I can't find a great page to link to, but this has a decent, short description of what they are doing:

https://www.forestag.com/pages/mark-shepard > Trees, shrubs, vines, canes, perennial plants and fungi are planted in association with one another to produce food (for humans and animals), fuel, medicines, and beauty. Hazelnuts, chestnuts, walnuts and various fruits are the primary woody crops. The farm is entirely solar and wind powered and farm equipment is powered with locally produced biofuels that are not taken from the human food chain.

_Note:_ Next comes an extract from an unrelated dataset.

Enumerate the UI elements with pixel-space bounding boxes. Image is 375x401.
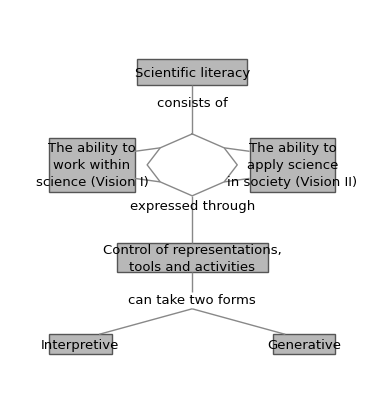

The part that interests me is, they can grow half as much of a crop per acre as a monoculture, but they can do it for like 10 different crops in the same area.

And they don't have to spray it with poison, so there are cool things like tree frogs out there.


Except that American farmers pioneered long haul transport of bees. In many ways its due to American farmers that the bees even exist.


That the bees even exist so widespread in America, yes.

There had been more competing pollinators.


Further the trees that they polinate are "old world" plants:

    The almond is a species of tree native to the Middle East, the Indian subcontinent and North Africa.
The narrative that somehow pesticides are bad because they unatural is disingenuous as it forgets that every part of this system is artificial.